Interviewer: Samuel S. Taylor
Person interviewed: Mary Jones
1017 Dennison, Little Rock, Arkansas
Age: 72
"I was born on the twenty-second of March, 1866, in Van Buren, Arkansas. I had six children. All of them were bred and born at the same place.
"I was born in a frame house. My father used to live in the country, but I was born in the town. He bought it just as soon as he come out of the army and married right away and bought this home. I don't know where he got his money from. I guess he saved it. He served in the Union army; he wasn't a servant. He was a soldier, and drawed his pay. He never run through his money like most people do. I don't know whether he made any money in slavery or not but he was a carpenter during slave times and they say he always had plenty of money. I guess he had saved some of that too.
"My mother was married twice. Her name was Louisa Buchanan. My father was named Abraham Riley. My stepfather was named Moses Buchanan. My father was a soldier in the old original war (the Civil War)—the war they ended in 1865.
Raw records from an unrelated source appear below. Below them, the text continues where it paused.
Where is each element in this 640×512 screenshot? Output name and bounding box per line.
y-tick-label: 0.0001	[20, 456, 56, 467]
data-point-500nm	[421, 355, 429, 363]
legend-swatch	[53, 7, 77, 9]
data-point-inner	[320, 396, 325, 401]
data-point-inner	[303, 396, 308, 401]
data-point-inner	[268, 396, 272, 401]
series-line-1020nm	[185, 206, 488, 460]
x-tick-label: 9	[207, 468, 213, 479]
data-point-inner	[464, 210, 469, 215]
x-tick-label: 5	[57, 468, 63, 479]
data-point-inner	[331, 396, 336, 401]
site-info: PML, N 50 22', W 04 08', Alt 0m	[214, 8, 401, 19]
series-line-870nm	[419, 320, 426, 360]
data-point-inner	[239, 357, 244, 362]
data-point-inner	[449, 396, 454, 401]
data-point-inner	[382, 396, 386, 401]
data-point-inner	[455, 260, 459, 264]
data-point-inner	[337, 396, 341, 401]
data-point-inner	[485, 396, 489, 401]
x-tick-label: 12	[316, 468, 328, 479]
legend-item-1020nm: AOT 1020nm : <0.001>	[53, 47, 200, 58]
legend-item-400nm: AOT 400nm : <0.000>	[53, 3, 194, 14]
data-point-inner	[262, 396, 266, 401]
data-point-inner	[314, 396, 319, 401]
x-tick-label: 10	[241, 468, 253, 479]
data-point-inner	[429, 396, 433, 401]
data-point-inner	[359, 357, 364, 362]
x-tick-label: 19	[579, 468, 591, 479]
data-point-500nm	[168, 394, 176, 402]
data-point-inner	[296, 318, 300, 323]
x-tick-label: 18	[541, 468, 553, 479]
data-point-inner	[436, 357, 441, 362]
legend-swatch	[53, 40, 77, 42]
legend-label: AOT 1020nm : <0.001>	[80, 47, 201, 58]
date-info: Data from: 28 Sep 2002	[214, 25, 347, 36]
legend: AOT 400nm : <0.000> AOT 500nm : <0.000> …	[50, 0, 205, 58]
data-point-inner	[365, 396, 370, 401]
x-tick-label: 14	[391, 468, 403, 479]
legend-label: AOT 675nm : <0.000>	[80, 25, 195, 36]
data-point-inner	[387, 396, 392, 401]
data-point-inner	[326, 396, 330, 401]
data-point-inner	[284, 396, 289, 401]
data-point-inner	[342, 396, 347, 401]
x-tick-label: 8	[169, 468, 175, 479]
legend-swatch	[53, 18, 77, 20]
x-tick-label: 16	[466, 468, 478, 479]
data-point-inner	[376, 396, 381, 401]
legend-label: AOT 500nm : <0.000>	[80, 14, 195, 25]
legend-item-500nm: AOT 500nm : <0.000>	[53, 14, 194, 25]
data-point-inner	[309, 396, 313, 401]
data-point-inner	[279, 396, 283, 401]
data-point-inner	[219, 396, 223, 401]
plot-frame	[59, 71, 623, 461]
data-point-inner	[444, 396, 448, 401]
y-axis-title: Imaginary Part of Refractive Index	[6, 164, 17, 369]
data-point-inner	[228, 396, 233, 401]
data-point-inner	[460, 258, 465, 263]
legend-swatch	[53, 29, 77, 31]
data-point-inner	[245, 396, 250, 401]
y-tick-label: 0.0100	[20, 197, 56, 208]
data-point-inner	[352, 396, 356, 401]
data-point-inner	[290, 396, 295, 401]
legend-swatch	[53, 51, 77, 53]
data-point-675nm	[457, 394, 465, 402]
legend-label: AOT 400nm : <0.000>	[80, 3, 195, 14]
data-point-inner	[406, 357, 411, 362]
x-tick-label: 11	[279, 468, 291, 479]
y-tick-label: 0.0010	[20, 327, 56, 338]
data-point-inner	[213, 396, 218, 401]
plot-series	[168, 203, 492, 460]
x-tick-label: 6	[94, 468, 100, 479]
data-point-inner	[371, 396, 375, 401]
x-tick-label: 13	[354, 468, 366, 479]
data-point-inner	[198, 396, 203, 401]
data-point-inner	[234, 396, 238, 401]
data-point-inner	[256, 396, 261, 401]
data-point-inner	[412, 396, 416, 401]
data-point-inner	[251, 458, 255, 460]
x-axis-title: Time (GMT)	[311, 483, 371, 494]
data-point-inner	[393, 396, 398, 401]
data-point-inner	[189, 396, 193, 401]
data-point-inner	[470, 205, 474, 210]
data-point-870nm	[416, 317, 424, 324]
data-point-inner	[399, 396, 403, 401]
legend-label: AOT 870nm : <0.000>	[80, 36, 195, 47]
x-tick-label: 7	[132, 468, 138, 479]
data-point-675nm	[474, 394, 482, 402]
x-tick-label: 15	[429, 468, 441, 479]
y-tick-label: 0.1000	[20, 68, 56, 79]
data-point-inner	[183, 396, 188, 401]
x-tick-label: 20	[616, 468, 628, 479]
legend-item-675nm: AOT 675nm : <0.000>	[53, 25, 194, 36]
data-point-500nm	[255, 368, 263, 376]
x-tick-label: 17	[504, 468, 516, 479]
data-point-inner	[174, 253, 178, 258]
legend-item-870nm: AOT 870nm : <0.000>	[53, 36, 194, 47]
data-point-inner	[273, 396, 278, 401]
"I disremember who my mother's master was but I think it was a man named Johnson. I didn't know my father's people. She married him from White County up here. Her and him, they corresponded mostly in letters because he traveled lots. He looked like an Indian. He had straight hair and was tall and rawboned and wore a Texas hat. I had his picture but the pictures fade away. My father was a sergeant. He died sometime after the war. I don't remember when because I wasn't old enough. I can just remember looking at the corpse. I was too small to do any grieving.
"My mother was a nurse in slavery times. She nursed the white folks and their children. She did the housework and such like. She was a good cook too. After freedom, when the old folks died out, she cooked for Zeb Ward—you know him, head of the penitentiary. She used to cook for the Jews and gentiles. That her kind of work. That was her occupation—good cook. She could make all kinds of provisions. She could make preserves and they had a big orchard everywhere she worked.
"I have heard my mother talk about pateroles, jayhawkers, and Ku Klux, but I never knew of them myself. I have heard say they were awful bad—the Ku Klux or somethin'.
"My mother's white folks sold her. I don't know who they sold her to or from. They sold her from her mother. I don't know how she got free. I think she got free after the war ceased. But she had a good time all her life. She had a good time because she was a good cook, and a good nurse, and she had good white folks. My grandma, she had good folks too. They was free before they were free, my ma and grandma. They was just as free before freedom as they were afterwards. My mother had seven children and two sets of twins among them. But I am the only one living.